The former Conservative chief whip says he is “bitterly disappointed” after a judge finds, on the balance of probability, he did use the word “pleb” during a row with Downing Street police in 2012.
Andrew Mitchell says he is “bitterly disappointed” after losing his high court libel action over the “plebgate” incident in a ruling that could see him having to pay millions of pounds worth of legal bills.
The former chief whip sued News Group Newspapers (NGN) over a story that appeared in the Sun in September 2012 which claimed he call Downing Street police officers “plebs”.
The incident, captured on CCTV, took place after police officers refused to allow Mr Mitchell to open the gates of Downing Street to let him pass on his bicycle. The police log of the incident recorded that Mr Mitchell called police “plebs”, a word he has always denied using. He admits using an expletive and being warned by officers about his language.
NGN based its report on the account given by PC Toby Rowland, who counter-sued Mr Mitchell for accusing him of lying about the incident.
On Thursday afternoon Mr Justice Mitting insisted that “on the balance of probabilities” Mr Mitchell did say use the word “pleb” during the heated exchange in 2012.
After considering two-weeks’ worth of evidence from 26 witnesses and considering extensive CCTV footage of the 15-second exchange, Mr Justice Mitting said: “For the reasons given I am satisfied at least on the balance of probabilities that Mr Mitchell did speak the words alleged or something so close to them as to amount to the same including the politically toxic word pleb.”
The judge also said that PC Rowland was “not the sort of man who would have had the wit, imagination or inclination to invent on the spur of the moment an account of what a senior politician had said to him in temper”.
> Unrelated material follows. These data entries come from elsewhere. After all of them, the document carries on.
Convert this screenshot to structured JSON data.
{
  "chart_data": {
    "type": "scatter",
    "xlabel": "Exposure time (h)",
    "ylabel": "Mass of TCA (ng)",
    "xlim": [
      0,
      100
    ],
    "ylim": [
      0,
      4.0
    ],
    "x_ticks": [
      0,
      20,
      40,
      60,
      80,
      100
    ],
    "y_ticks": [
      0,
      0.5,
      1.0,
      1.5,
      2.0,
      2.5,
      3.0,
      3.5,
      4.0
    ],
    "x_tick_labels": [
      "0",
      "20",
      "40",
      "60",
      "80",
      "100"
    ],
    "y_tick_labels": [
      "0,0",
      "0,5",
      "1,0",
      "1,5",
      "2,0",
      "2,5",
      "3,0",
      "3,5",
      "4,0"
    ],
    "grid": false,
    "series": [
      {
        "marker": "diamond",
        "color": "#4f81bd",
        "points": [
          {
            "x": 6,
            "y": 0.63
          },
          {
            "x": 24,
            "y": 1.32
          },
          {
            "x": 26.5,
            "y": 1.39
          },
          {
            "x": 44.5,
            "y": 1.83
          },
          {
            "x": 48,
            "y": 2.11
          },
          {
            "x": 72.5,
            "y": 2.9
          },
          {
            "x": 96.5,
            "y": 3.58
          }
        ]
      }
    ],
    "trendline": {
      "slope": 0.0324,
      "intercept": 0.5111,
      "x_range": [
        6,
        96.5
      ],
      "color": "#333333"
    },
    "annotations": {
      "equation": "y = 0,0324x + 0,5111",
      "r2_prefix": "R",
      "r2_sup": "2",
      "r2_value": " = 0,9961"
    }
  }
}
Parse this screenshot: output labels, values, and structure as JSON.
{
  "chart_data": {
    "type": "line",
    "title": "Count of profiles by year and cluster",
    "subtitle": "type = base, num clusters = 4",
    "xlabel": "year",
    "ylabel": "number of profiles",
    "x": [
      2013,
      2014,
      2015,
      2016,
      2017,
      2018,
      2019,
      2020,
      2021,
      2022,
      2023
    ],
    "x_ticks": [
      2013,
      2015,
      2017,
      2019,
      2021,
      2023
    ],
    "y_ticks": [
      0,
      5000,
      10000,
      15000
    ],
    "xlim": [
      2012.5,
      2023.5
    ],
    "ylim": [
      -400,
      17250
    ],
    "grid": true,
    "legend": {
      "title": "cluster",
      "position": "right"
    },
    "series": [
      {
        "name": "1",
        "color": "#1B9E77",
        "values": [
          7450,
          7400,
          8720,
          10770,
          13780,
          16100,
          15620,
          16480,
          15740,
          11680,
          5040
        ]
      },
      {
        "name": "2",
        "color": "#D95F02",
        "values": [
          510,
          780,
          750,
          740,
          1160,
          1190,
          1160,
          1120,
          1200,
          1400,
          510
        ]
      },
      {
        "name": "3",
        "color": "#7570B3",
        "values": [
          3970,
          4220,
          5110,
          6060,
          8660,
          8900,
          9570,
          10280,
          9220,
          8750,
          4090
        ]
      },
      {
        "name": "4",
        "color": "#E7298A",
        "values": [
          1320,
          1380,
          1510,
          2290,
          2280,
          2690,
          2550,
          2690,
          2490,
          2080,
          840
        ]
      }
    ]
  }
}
Speaking outside the Royal Court of Justice after the ruling Mr Mitchell said he was “bitterly disappointed” with the verdict, adding: “This has been a miserable two years. We now need to bring this matter to a close and move on with our lives.”
The “plebgate” episode, which rapidly spiralled in the weeks and months after the incident, threw the Metropolitan police into chaos and saw four Metropolitan Police constables sacked.
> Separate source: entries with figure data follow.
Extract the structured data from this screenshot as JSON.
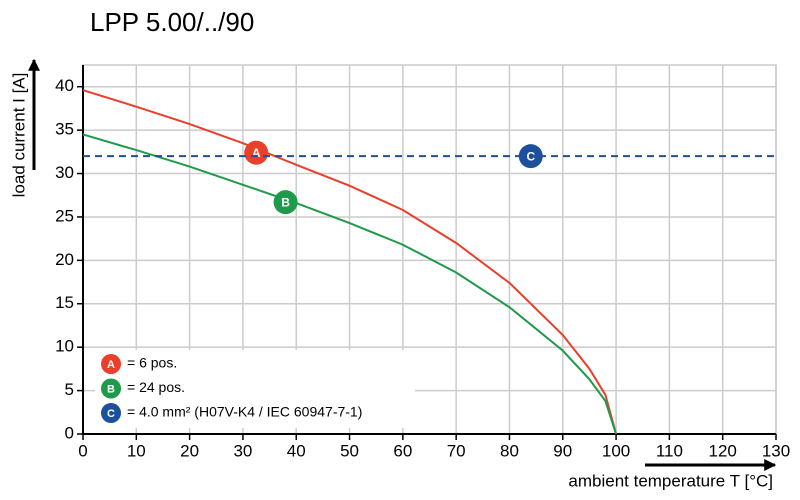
{
  "chart_data": {
    "type": "line",
    "title": "LPP 5.00/../90",
    "x_label": "ambient temperature T [°C]",
    "y_label": "load current I [A]",
    "x": [
      0,
      10,
      20,
      30,
      40,
      50,
      60,
      70,
      80,
      90,
      95,
      98,
      100
    ],
    "series": [
      {
        "name": "= 6 pos.",
        "marker": "A",
        "color": "#e8402a",
        "values": [
          39.6,
          37.7,
          35.7,
          33.5,
          31.0,
          28.6,
          25.8,
          22.0,
          17.4,
          11.4,
          7.5,
          4.5,
          0
        ]
      },
      {
        "name": "= 24 pos.",
        "marker": "B",
        "color": "#1f9a4a",
        "values": [
          34.5,
          32.7,
          30.8,
          28.7,
          26.6,
          24.3,
          21.8,
          18.6,
          14.6,
          9.6,
          6.3,
          3.8,
          0
        ]
      }
    ],
    "hlines": [
      {
        "name": "= 4.0 mm² (H07V-K4 / IEC 60947-7-1)",
        "marker": "C",
        "color": "#1c4f9c",
        "value": 32
      }
    ],
    "xlim": [
      0,
      130
    ],
    "xticks": [
      0,
      10,
      20,
      30,
      40,
      50,
      60,
      70,
      80,
      90,
      100,
      110,
      120,
      130
    ],
    "ylim": [
      0,
      42.5
    ],
    "yticks": [
      0,
      5,
      10,
      15,
      20,
      25,
      30,
      35,
      40
    ],
    "grid": true
  }
}
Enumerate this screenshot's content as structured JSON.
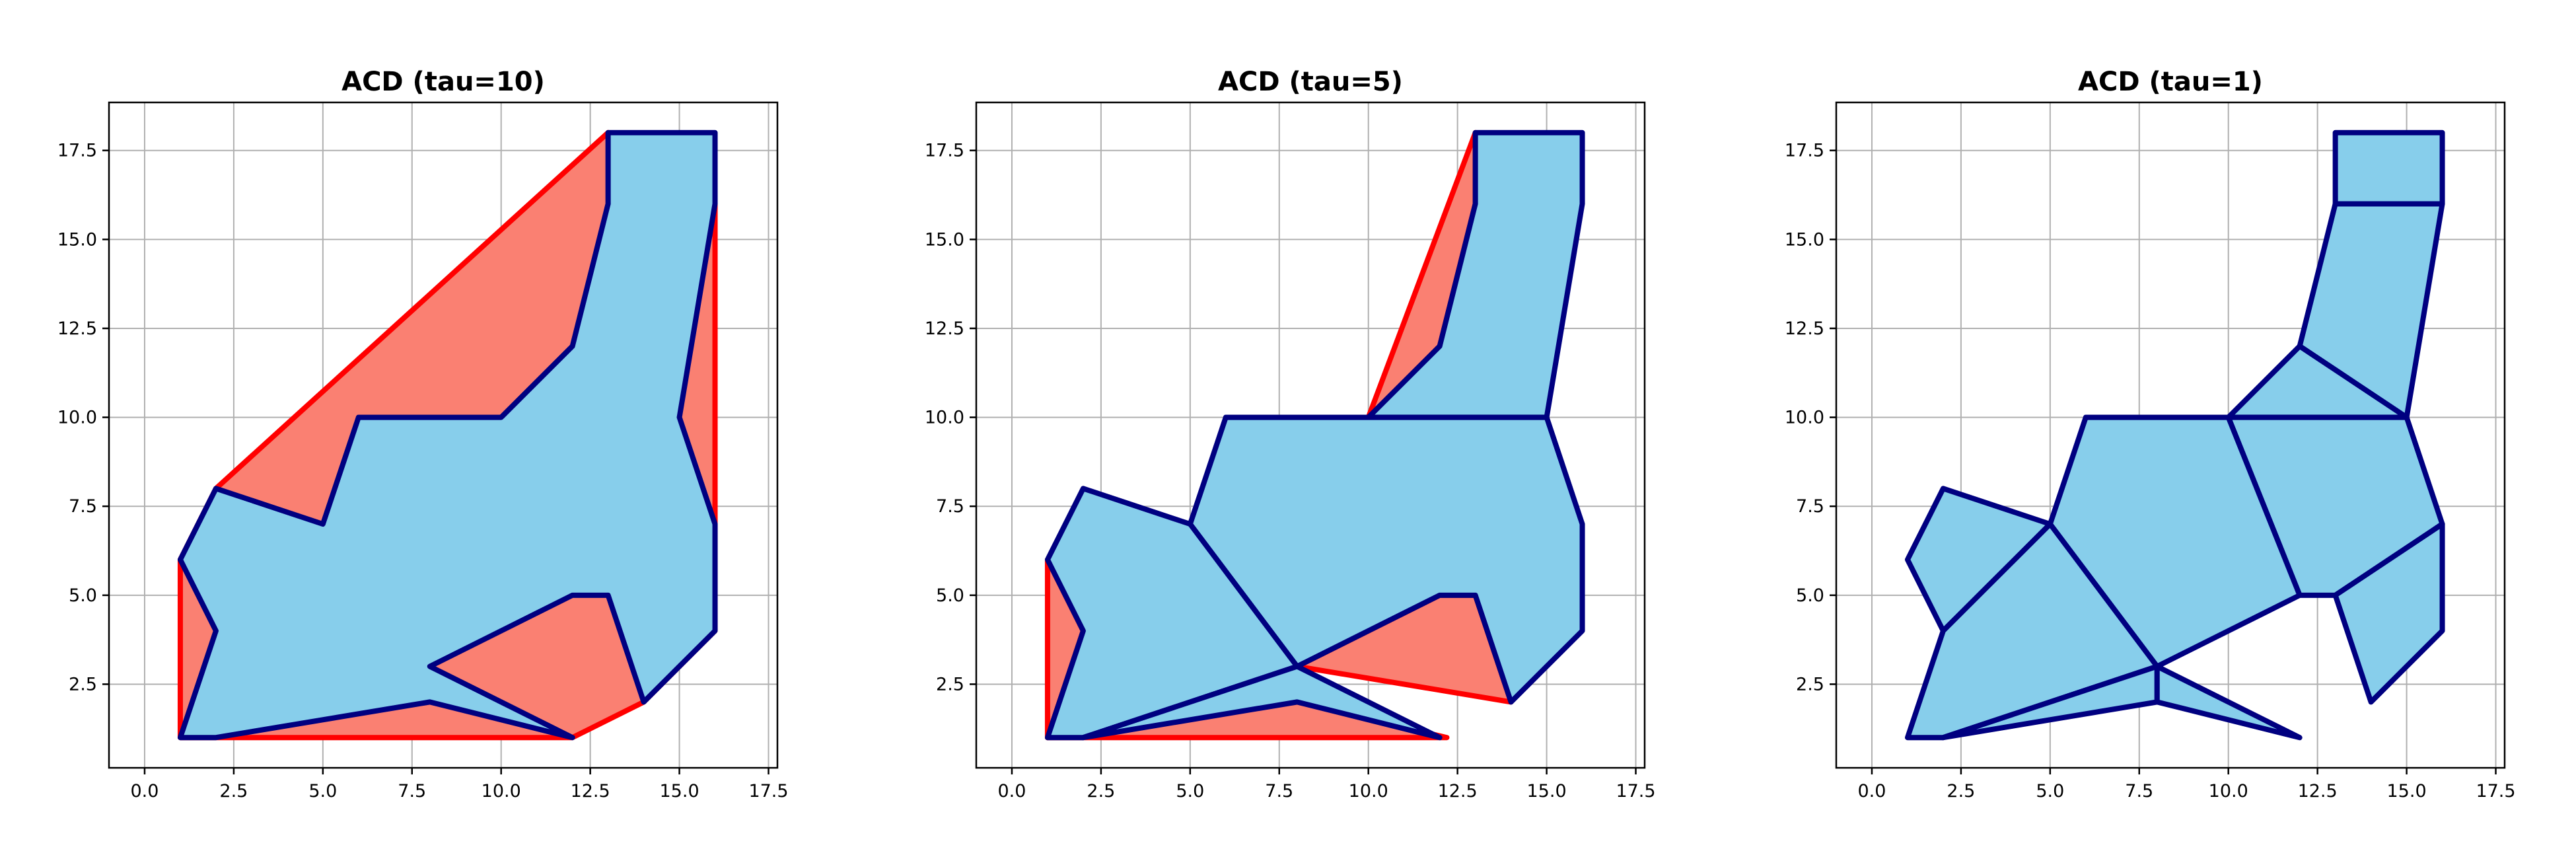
{
  "chart_data": [
    {
      "type": "polygon",
      "title": "ACD (tau=10)",
      "xlim": [
        -1,
        17.75
      ],
      "ylim": [
        0.15,
        18.85
      ],
      "xticks": [
        "0.0",
        "2.5",
        "5.0",
        "7.5",
        "10.0",
        "12.5",
        "15.0",
        "17.5"
      ],
      "yticks": [
        "2.5",
        "5.0",
        "7.5",
        "10.0",
        "12.5",
        "15.0",
        "17.5"
      ],
      "grid": true,
      "hulls": [
        [
          [
            1,
            1
          ],
          [
            12,
            1
          ],
          [
            14,
            2
          ],
          [
            16,
            4
          ],
          [
            16,
            16
          ],
          [
            13,
            18
          ],
          [
            2,
            8
          ],
          [
            1,
            6
          ]
        ]
      ],
      "pieces": [
        [
          [
            1,
            1
          ],
          [
            2,
            1
          ],
          [
            8,
            2
          ],
          [
            12,
            1
          ],
          [
            8,
            3
          ],
          [
            12,
            5
          ],
          [
            13,
            5
          ],
          [
            14,
            2
          ],
          [
            16,
            4
          ],
          [
            16,
            7
          ],
          [
            15,
            10
          ],
          [
            16,
            16
          ],
          [
            16,
            18
          ],
          [
            13,
            18
          ],
          [
            13,
            16
          ],
          [
            12,
            12
          ],
          [
            10,
            10
          ],
          [
            6,
            10
          ],
          [
            5,
            7
          ],
          [
            2,
            8
          ],
          [
            1,
            6
          ],
          [
            2,
            4
          ]
        ]
      ]
    },
    {
      "type": "polygon",
      "title": "ACD (tau=5)",
      "xlim": [
        -1,
        17.75
      ],
      "ylim": [
        0.15,
        18.85
      ],
      "xticks": [
        "0.0",
        "2.5",
        "5.0",
        "7.5",
        "10.0",
        "12.5",
        "15.0",
        "17.5"
      ],
      "yticks": [
        "2.5",
        "5.0",
        "7.5",
        "10.0",
        "12.5",
        "15.0",
        "17.5"
      ],
      "grid": true,
      "hulls": [
        [
          [
            10,
            10
          ],
          [
            13,
            18
          ],
          [
            13,
            16
          ],
          [
            12,
            12
          ]
        ],
        [
          [
            1,
            1
          ],
          [
            1,
            6
          ],
          [
            2,
            4
          ]
        ],
        [
          [
            8,
            3
          ],
          [
            12,
            5
          ],
          [
            13,
            5
          ],
          [
            14,
            2
          ]
        ],
        [
          [
            1,
            1
          ],
          [
            2,
            1
          ],
          [
            12.2,
            1
          ],
          [
            8,
            2
          ]
        ]
      ],
      "pieces": [
        [
          [
            10,
            10
          ],
          [
            12,
            12
          ],
          [
            13,
            16
          ],
          [
            13,
            18
          ],
          [
            16,
            18
          ],
          [
            16,
            16
          ],
          [
            15,
            10
          ]
        ],
        [
          [
            6,
            10
          ],
          [
            15,
            10
          ],
          [
            16,
            7
          ],
          [
            16,
            4
          ],
          [
            14,
            2
          ],
          [
            13,
            5
          ],
          [
            12,
            5
          ],
          [
            8,
            3
          ],
          [
            5,
            7
          ]
        ],
        [
          [
            1,
            6
          ],
          [
            2,
            8
          ],
          [
            5,
            7
          ],
          [
            8,
            3
          ],
          [
            2,
            1
          ],
          [
            1,
            1
          ],
          [
            2,
            4
          ]
        ],
        [
          [
            2,
            1
          ],
          [
            8,
            3
          ],
          [
            12,
            1
          ],
          [
            8,
            2
          ]
        ]
      ]
    },
    {
      "type": "polygon",
      "title": "ACD (tau=1)",
      "xlim": [
        -1,
        17.75
      ],
      "ylim": [
        0.15,
        18.85
      ],
      "xticks": [
        "0.0",
        "2.5",
        "5.0",
        "7.5",
        "10.0",
        "12.5",
        "15.0",
        "17.5"
      ],
      "yticks": [
        "2.5",
        "5.0",
        "7.5",
        "10.0",
        "12.5",
        "15.0",
        "17.5"
      ],
      "grid": true,
      "hulls": [],
      "pieces": [
        [
          [
            13,
            16
          ],
          [
            16,
            16
          ],
          [
            16,
            18
          ],
          [
            13,
            18
          ]
        ],
        [
          [
            12,
            12
          ],
          [
            13,
            16
          ],
          [
            16,
            16
          ],
          [
            15,
            10
          ]
        ],
        [
          [
            10,
            10
          ],
          [
            12,
            12
          ],
          [
            15,
            10
          ]
        ],
        [
          [
            10,
            10
          ],
          [
            15,
            10
          ],
          [
            16,
            7
          ],
          [
            13,
            5
          ],
          [
            12,
            5
          ]
        ],
        [
          [
            6,
            10
          ],
          [
            10,
            10
          ],
          [
            12,
            5
          ],
          [
            8,
            3
          ],
          [
            5,
            7
          ]
        ],
        [
          [
            13,
            5
          ],
          [
            16,
            7
          ],
          [
            16,
            4
          ],
          [
            14,
            2
          ]
        ],
        [
          [
            1,
            6
          ],
          [
            2,
            8
          ],
          [
            5,
            7
          ],
          [
            2,
            4
          ]
        ],
        [
          [
            2,
            4
          ],
          [
            5,
            7
          ],
          [
            8,
            3
          ],
          [
            2,
            1
          ],
          [
            1,
            1
          ]
        ],
        [
          [
            2,
            1
          ],
          [
            8,
            3
          ],
          [
            8,
            2
          ]
        ],
        [
          [
            8,
            2
          ],
          [
            8,
            3
          ],
          [
            12,
            1
          ]
        ]
      ]
    }
  ],
  "colors": {
    "hull_fill": "#fa8072",
    "hull_edge": "#ff0000",
    "piece_fill": "#87ceeb",
    "piece_edge": "#000080"
  }
}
They included Keith Wallis, who was jailed and dismissed for emailing his MP, pretending to have witnessed the confrontation.
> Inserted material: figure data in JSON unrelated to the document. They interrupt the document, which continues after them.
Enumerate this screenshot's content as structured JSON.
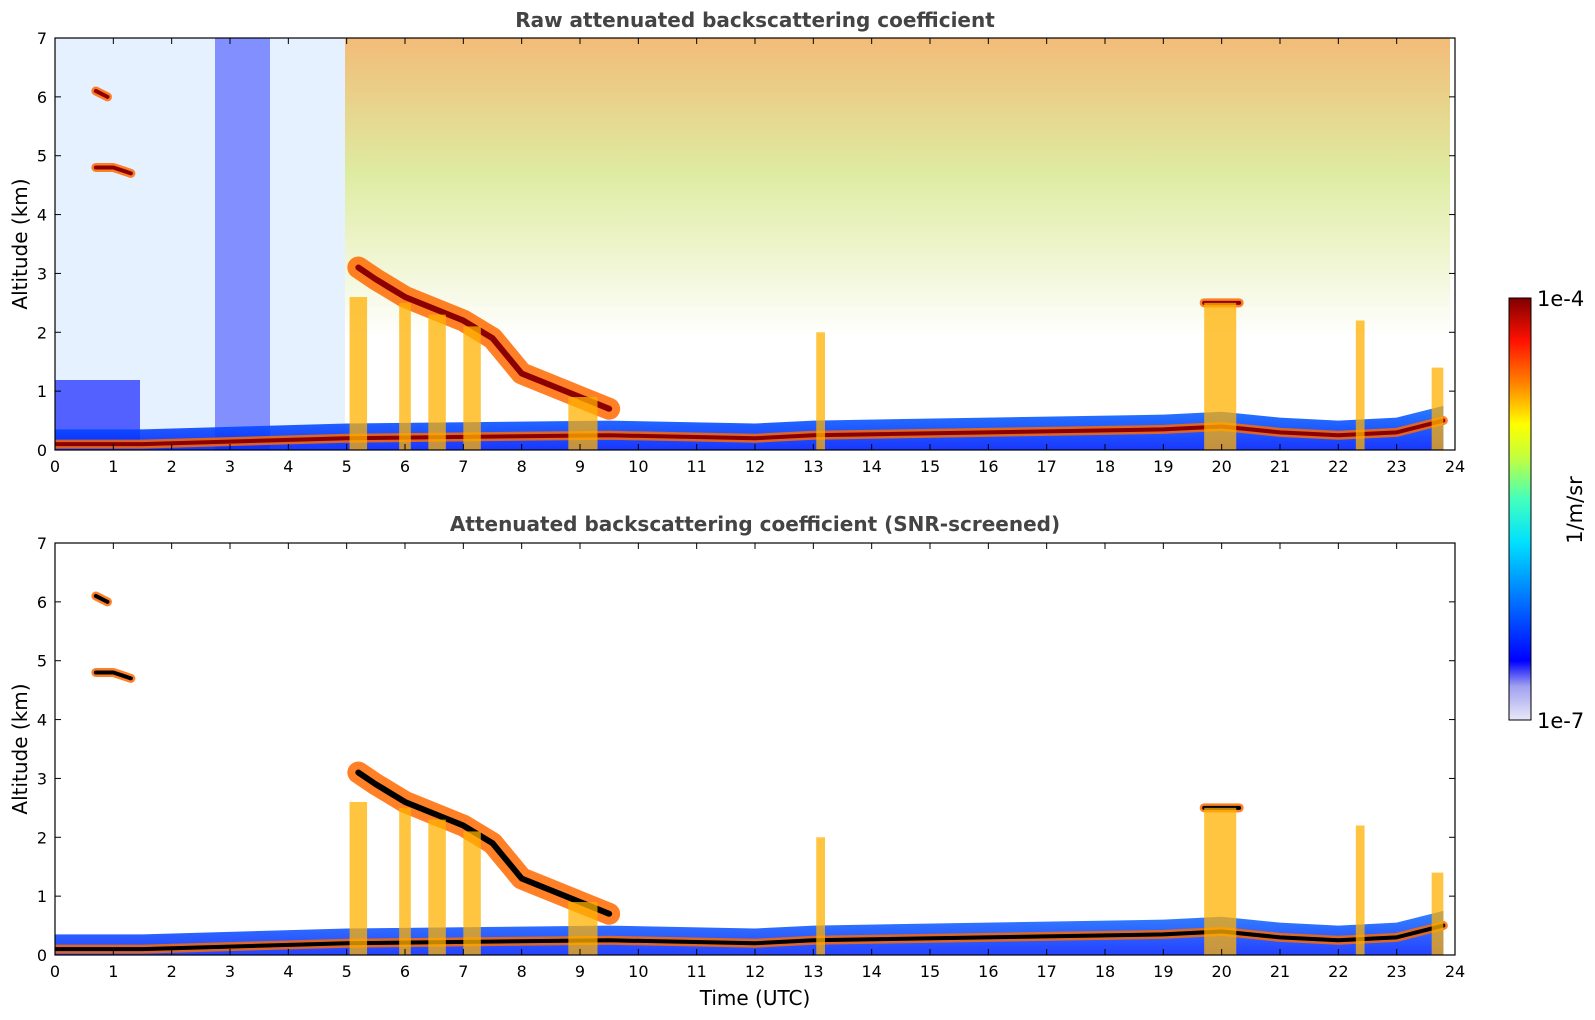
{
  "chart_data": [
    {
      "type": "heatmap",
      "title": "Raw attenuated backscattering coefficient",
      "xlabel": "",
      "ylabel": "Altitude (km)",
      "xlim": [
        0,
        24
      ],
      "ylim": [
        0,
        7
      ],
      "xticks": [
        "0",
        "1",
        "2",
        "3",
        "4",
        "5",
        "6",
        "7",
        "8",
        "9",
        "10",
        "11",
        "12",
        "13",
        "14",
        "15",
        "16",
        "17",
        "18",
        "19",
        "20",
        "21",
        "22",
        "23",
        "24"
      ],
      "yticks": [
        "0",
        "1",
        "2",
        "3",
        "4",
        "5",
        "6",
        "7"
      ],
      "grid": false,
      "colormap": "jet-like",
      "background_noise": "high-altitude yellow/orange noise after 5 UTC, blue speckle elsewhere",
      "layers": [
        {
          "name": "boundary layer base",
          "x": [
            0,
            1.5,
            5,
            9.5,
            12,
            13,
            19,
            20,
            21,
            22,
            23,
            23.8
          ],
          "y": [
            0.1,
            0.1,
            0.2,
            0.25,
            0.2,
            0.25,
            0.35,
            0.4,
            0.3,
            0.25,
            0.3,
            0.5
          ]
        },
        {
          "name": "descending cloud layer",
          "x": [
            5.2,
            5.5,
            6,
            7,
            7.5,
            8,
            8.5,
            9,
            9.5
          ],
          "y": [
            3.1,
            2.9,
            2.6,
            2.2,
            1.9,
            1.3,
            1.1,
            0.9,
            0.7
          ]
        },
        {
          "name": "mid-level cloud",
          "x": [
            0.7,
            1.0,
            1.3
          ],
          "y": [
            4.8,
            4.8,
            4.7
          ]
        },
        {
          "name": "upper cloud",
          "x": [
            0.7,
            0.9
          ],
          "y": [
            6.1,
            6.0
          ]
        },
        {
          "name": "cloud at 20 UTC",
          "x": [
            19.7,
            20.3
          ],
          "y": [
            2.5,
            2.5
          ]
        }
      ]
    },
    {
      "type": "heatmap",
      "title": "Attenuated backscattering coefficient (SNR-screened)",
      "xlabel": "Time (UTC)",
      "ylabel": "Altitude (km)",
      "xlim": [
        0,
        24
      ],
      "ylim": [
        0,
        7
      ],
      "xticks": [
        "0",
        "1",
        "2",
        "3",
        "4",
        "5",
        "6",
        "7",
        "8",
        "9",
        "10",
        "11",
        "12",
        "13",
        "14",
        "15",
        "16",
        "17",
        "18",
        "19",
        "20",
        "21",
        "22",
        "23",
        "24"
      ],
      "yticks": [
        "0",
        "1",
        "2",
        "3",
        "4",
        "5",
        "6",
        "7"
      ],
      "grid": false,
      "colormap": "jet-like",
      "background_noise": "screened (white)"
    }
  ],
  "colorbar": {
    "label": "1/m/sr",
    "max_label": "1e-4",
    "min_label": "1e-7",
    "colors": [
      "#e8e8f8",
      "#c8c8f0",
      "#a0a0f0",
      "#6060f0",
      "#0000ff",
      "#0040ff",
      "#0080ff",
      "#00c0ff",
      "#00ffff",
      "#40ffc0",
      "#80ff80",
      "#c0ff40",
      "#ffff00",
      "#ffc000",
      "#ff8000",
      "#ff4000",
      "#ff0000",
      "#c00000",
      "#800000"
    ]
  }
}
Officer James Glanville was sacked after it emerged he leaked information to the Sun newspaper, and Susan Johnson lost her job after she exchanged text messages and a phone call with Mr Glanville around the time he contacted the tabloid.
Gillian Weatherley, on duty on the day of the confrontation between Mr Mitchell, was sacked at the end of April over leaks to the press.
Another two officers were given final written warnings in relation to statements they provided to the investigation team or for making inappropriate comments.
Former shadow home secretary David Davis, who attended the High Court with Mr Mitchell, said: “I’m disappointed and shocked by the judgment. I am really sorry for my good friend Andrew Mitchell, as a good man brought down.”
But Tory former whip Michael Fabricant suggested Mr Mitchell had made matters worse for himself by pursuing his case for so long. The Lichfield MP said: “This is a personal tragedy for Andrew Mitchell which needn’t have happened if only he had shown a scintilla of humility.”
Mitchell’s lawyers have already been asked to pay two sums of £200,000, ‘interim payments’, to both The Sun and PC Rowland. This figure – out of estimated £3m trial costs – will be discussed, along with damages, at a hearing in a fortnight’s time.